Closer to home, we are seeing a distinct resurgence as private local investors come forward to acquire good-quality stock. Most recently, a number of sale and leaseback opportunities brought to market by one of the province's main clearing banks shows that that strong prices are still achievable - indeed, some of the deals in which we have been involved this year support this theory. Notable deals include the sale of a new-build Tesco Food Store in Enniskillen for £12.75 million, a local investor's acquisition of premises within a landmark new town centre scheme in Barking, Greater London in a deal worth £5.3 million and the sale of a property currently let to M&S Simply Food in Coleraine for over £1.75 million.

All of this is very encouraging: the fact remains that debt buyers and not simply cash-rich buyers need to come back into the market if it is truly to re-gain ground.

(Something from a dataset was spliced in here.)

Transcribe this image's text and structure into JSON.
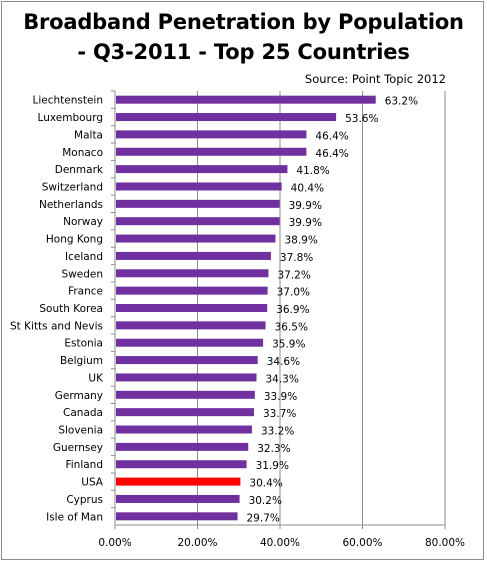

Therefore, we do need the banks to start allocating funds both for long-term investment and development projects currently on hold.

From a broader perspective, the key to future sustainable investment is how the shift in the property market that we have witnessed over the past eighteen months is handled. There is no doubt that existing property owners and investors will have to focus extremely hard on managing their assets in order to maximise returns. Now more then ever is the time for sound advice and strategic asset management, an area in which we have been extremely proactive over the past few years.

While loath to strike more than a note of cautious optimism regarding the market bouncing back, I am convinced that the opportunity to invest in quality property that offers considerably better returns than other investment vehicles, particularly bank deposit accounts, will stimulate activity levels and that investors will start to come back in greater numbers. We could do well to heed the words of the man lauded as "the world's greatest moneymaker", Warren Buffet, who once said, "Be greedy when others are fearful and fearful when others are greedy". Taking a bite out of the market is infinitely preferable and ultimately more profitable than nibbling around its edges, surely? After all, we should not lose sight of the fact that property historically has been and looks likely to remain a preferred asset class and, as such, is a solid investment vehicle for those who have access to funds be they individual or institutional investors.